Scotiabank's foreign exchange strategists have issued a bullish technical forecast for the USD/CAD pair, targeting a rise to the low 1.39s, driven by a widening interest rate differential between the U.S. Federal Reserve and the Bank of Canada. The analysis, led by Chief FX Strategist Shaun Osborne, points to a decisive technical breakout where USD/CAD has moved above its 200-day moving average and key resistance levels.
The bank identifies the next major resistance cluster in the 1.3920 to 1.3980 range, with a potential test of the psychologically significant 1.40 level if that zone is breached. This technical outlook is supported by momentum indicators like the Relative Strength Index (RSI) sustaining above 50, confirming underlying buying pressure.
"The driver now is overwhelmingly the interest rate spread," stated Shaun Osborne. "Market pricing for the Fed Funds rate in twelve months’ time is nearly 75 basis points higher than for the BoC’s policy rate. That gap is a powerful magnet for the exchange rate." This shift marks a move away from the Canadian dollar's traditional correlation with oil prices, with capital flows seeking yield becoming the dominant factor.

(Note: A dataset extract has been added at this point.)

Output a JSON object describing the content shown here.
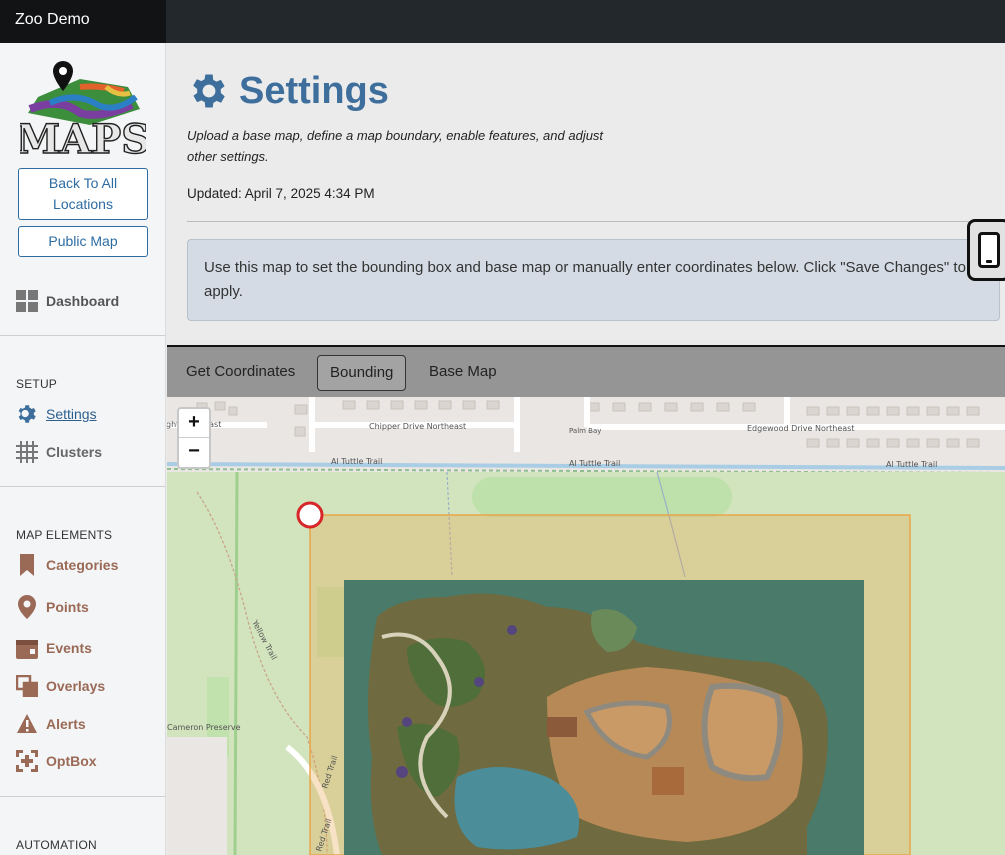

The forecast carries significant implications for North American trade and corporate strategy. Canadian importers face higher costs for U.S. goods, potentially feeding into inflation, while exporters gain competitiveness. The analysis notes potential risks, including a hawkish shift from the Bank of Canada, a sharp spike in oil prices, or overly crowded speculative short positions on the Canadian dollar that could trigger a volatile reversal.